Les Ivoiriens sont appelés aux urnes ce samedi 25 octobre 2025 pour élire leur président de la République. Un scrutin qui se déroule dans un contexte de vives tensions politiques, marqué par l’exclusion de figures majeures de l’opposition.
Un scrutin à cinq candidats
Plus de 8,7 millions d’Ivoiriens inscrits sur les listes électorales sont attendus dans les bureaux de vote pour ce premier tour de l’élection présidentielle. Cinq candidats sont en lice pour la magistrature suprême :
Le président sortant Alassane Ouattara, candidat du RHDP, brigue un quatrième mandat controversé. Il fait face à quatre adversaires : Jean-Louis Billon du CODE, Simone Ehivet Gbagbo du MGC, Henriette Lagou Adjoua de GP PAIX et Ahoua Don Mello, seul candidat indépendant de cette élection.
Des exclusions qui alimentent les tensions
L’élection se déroule sans plusieurs figures majeures de l’opposition.
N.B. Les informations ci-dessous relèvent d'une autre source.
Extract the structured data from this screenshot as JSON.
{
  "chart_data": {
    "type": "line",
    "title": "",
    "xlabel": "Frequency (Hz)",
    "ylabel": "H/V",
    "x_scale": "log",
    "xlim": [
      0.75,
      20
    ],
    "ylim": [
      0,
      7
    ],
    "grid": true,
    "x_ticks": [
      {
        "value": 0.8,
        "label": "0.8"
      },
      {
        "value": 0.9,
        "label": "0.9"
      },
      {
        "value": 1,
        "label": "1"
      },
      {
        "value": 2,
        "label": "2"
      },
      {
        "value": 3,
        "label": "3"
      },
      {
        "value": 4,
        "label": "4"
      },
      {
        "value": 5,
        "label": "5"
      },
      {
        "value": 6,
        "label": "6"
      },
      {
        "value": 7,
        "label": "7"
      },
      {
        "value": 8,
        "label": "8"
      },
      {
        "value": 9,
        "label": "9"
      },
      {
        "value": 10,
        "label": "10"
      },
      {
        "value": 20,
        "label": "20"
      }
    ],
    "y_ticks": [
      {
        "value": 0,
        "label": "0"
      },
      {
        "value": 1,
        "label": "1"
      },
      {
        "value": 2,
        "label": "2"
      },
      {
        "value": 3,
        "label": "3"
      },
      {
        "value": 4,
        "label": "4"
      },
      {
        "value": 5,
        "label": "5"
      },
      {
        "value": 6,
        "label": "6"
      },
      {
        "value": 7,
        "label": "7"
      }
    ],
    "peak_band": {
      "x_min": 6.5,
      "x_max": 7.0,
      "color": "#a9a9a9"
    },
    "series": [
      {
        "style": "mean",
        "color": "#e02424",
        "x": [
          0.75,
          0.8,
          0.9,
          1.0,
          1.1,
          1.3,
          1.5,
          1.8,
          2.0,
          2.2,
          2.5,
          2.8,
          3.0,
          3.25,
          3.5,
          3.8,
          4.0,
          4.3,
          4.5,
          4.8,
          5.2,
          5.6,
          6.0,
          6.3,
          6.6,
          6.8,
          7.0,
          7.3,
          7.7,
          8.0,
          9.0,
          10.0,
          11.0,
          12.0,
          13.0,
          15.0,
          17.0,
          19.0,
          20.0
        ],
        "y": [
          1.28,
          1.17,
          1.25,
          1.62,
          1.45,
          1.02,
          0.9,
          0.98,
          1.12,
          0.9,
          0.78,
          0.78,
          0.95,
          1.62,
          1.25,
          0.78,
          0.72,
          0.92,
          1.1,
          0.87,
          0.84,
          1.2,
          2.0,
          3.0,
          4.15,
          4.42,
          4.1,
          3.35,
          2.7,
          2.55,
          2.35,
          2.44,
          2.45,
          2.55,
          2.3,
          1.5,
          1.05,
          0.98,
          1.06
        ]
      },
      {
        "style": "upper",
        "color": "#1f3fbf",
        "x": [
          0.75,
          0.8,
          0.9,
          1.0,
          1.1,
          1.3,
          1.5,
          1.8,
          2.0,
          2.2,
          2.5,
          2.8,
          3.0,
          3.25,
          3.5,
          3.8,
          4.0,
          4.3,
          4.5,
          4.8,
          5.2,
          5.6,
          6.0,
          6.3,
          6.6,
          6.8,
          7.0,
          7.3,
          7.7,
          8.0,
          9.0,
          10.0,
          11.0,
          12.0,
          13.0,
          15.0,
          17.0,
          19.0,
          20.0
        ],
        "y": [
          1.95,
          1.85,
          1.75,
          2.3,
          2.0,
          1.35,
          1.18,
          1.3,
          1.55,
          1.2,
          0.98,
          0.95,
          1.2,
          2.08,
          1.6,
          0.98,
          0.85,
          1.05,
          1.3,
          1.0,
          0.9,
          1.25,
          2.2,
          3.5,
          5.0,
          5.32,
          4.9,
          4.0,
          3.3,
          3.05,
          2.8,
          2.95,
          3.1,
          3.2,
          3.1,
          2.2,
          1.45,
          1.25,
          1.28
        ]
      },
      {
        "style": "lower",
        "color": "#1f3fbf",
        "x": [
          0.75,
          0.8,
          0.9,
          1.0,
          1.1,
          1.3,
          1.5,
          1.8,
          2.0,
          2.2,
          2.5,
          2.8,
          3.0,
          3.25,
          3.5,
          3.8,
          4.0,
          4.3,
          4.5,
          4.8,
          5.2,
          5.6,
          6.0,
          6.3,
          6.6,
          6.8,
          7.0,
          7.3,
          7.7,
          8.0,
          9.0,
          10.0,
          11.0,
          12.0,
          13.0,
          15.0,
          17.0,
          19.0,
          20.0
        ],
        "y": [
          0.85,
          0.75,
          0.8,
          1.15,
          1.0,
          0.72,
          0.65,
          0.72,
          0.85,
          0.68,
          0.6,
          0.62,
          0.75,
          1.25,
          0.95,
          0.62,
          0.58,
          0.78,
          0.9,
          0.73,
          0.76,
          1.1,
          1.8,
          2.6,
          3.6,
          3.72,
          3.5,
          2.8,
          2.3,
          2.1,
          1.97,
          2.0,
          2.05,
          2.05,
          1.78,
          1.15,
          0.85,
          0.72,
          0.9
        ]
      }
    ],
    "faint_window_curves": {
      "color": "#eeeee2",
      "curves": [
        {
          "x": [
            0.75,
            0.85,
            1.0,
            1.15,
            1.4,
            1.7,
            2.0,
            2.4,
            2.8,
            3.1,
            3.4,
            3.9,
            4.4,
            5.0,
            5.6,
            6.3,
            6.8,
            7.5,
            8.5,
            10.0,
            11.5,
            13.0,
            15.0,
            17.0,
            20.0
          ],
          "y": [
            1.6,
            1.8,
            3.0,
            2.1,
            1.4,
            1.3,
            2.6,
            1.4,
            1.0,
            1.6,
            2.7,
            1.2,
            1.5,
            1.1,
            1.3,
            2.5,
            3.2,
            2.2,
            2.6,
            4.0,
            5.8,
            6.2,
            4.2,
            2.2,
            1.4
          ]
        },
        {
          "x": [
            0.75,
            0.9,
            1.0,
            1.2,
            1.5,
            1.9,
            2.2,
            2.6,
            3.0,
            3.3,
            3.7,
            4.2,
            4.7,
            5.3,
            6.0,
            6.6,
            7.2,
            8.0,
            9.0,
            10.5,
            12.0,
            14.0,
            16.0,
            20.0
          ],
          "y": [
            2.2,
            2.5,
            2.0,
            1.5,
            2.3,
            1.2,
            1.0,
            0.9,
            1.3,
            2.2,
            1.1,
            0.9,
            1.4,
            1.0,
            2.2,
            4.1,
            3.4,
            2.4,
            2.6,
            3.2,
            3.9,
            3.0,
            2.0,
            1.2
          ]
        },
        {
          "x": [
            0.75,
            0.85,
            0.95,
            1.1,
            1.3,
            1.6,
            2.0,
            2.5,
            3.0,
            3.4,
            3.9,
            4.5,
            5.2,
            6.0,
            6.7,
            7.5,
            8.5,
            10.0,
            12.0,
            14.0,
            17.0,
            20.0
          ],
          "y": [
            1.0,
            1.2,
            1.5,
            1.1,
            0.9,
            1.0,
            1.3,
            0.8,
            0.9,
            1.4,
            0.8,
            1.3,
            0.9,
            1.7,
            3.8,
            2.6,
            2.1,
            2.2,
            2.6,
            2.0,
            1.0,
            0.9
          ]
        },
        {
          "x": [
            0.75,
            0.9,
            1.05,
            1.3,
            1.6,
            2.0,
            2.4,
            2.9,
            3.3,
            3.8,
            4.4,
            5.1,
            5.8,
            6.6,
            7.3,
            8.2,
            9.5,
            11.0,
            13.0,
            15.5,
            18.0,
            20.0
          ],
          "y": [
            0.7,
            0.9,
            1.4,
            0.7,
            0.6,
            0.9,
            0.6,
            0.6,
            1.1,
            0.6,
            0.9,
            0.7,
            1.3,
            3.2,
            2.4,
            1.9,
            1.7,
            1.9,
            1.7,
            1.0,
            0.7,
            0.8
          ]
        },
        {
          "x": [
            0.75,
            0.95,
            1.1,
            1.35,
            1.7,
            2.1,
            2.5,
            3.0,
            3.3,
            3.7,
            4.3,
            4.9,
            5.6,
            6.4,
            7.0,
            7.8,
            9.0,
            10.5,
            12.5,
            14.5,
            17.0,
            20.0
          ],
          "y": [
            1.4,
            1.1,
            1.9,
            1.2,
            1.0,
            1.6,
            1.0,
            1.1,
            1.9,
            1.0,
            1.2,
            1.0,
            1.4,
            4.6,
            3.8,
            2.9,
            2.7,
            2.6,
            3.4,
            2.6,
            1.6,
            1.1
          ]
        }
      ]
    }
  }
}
Le leader Tidjane Thiam a été disqualifié en avril dernier, un tribunal ayant estimé qu’il avait perdu sa nationalité ivoirienne en acquérant la nationalité française en 1987. Une décision qu’il conteste fermement.
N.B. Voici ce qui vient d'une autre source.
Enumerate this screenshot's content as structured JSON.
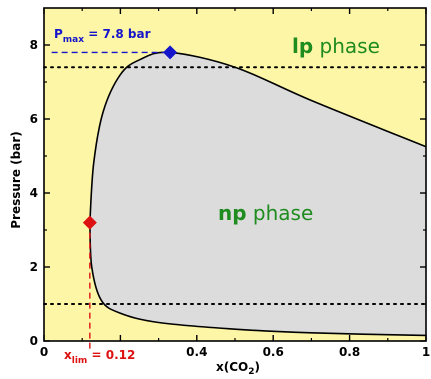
{
  "colors": {
    "lp_region": "#fdf6a6",
    "np_region": "#dcdcdc",
    "phase_label": "#1e8c1e",
    "pmax": "#1515cc",
    "xlim": "#dd1111"
  },
  "chart_data": {
    "type": "area",
    "xlabel_main": "x(CO",
    "xlabel_sub": "2",
    "xlabel_close": ")",
    "ylabel": "Pressure (bar)",
    "xlim": [
      0,
      1
    ],
    "ylim": [
      0,
      9.0
    ],
    "x_ticks": [
      0,
      0.2,
      0.4,
      0.6,
      0.8,
      1
    ],
    "x_tick_labels": [
      "0",
      "",
      "0.4",
      "0.6",
      "0.8",
      "1"
    ],
    "y_ticks": [
      0,
      2,
      4,
      6,
      8
    ],
    "y_tick_labels": [
      "0",
      "2",
      "4",
      "6",
      "8"
    ],
    "regions": [
      {
        "name": "lp",
        "label_bold": "lp",
        "label_rest": " phase"
      },
      {
        "name": "np",
        "label_bold": "np",
        "label_rest": " phase"
      }
    ],
    "boundary_curve": {
      "upper_branch": [
        {
          "x": 0.12,
          "y": 3.2
        },
        {
          "x": 0.13,
          "y": 4.8
        },
        {
          "x": 0.155,
          "y": 6.2
        },
        {
          "x": 0.2,
          "y": 7.2
        },
        {
          "x": 0.25,
          "y": 7.6
        },
        {
          "x": 0.33,
          "y": 7.8
        },
        {
          "x": 0.5,
          "y": 7.4
        },
        {
          "x": 0.7,
          "y": 6.5
        },
        {
          "x": 1.0,
          "y": 5.25
        }
      ],
      "lower_branch": [
        {
          "x": 0.12,
          "y": 3.2
        },
        {
          "x": 0.125,
          "y": 2.0
        },
        {
          "x": 0.15,
          "y": 1.1
        },
        {
          "x": 0.2,
          "y": 0.75
        },
        {
          "x": 0.3,
          "y": 0.5
        },
        {
          "x": 0.5,
          "y": 0.32
        },
        {
          "x": 0.7,
          "y": 0.22
        },
        {
          "x": 1.0,
          "y": 0.15
        }
      ]
    },
    "reference_lines_y": [
      7.4,
      1.0
    ],
    "pmax": {
      "x": 0.33,
      "y": 7.8,
      "label_main": "P",
      "label_sub": "max",
      "label_value": " = 7.8 bar"
    },
    "xlim_point": {
      "x": 0.12,
      "y": 3.2,
      "label_main": "x",
      "label_sub": "lim",
      "label_value": " = 0.12"
    }
  }
}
L’ancien président Laurent Gbagbo, de son côté, reste exclu en raison d’une condamnation pénale prononcée en 2018. Ces absences jettent une ombre sur la légitimité du scrutin aux yeux d’une partie de l’opposition et de la société civile.
Une campagne marquée par des violences
La campagne électorale, qui s’est ouverte le 10 octobre, s’est officiellement achevée le 23 octobre à minuit. Ces deux semaines de mobilisation ont été émaillées d’incidents violents dans plusieurs régions du pays.
Face à ces tensions, Ibrahime Coulibaly-Kuibiert, président de la Commission électorale indépendante (CEI), s’est voulu rassurant : « Les dispositions sécuritaires ont été prises pour garantir à chacun la sérénité dans l’exercice de son droit. » Près de 44 000 éléments des forces de défense et de sécurité ont été déployés pour sécuriser les bureaux et centres de vote à travers le pays.
Le président de la CEI a appelé les électeurs à se mobiliser massivement : « L’élection est un rendez-vous populaire et citoyen », a-t-il déclaré, invitant les Ivoiriens à exercer leur devoir civique malgré le climat tendu.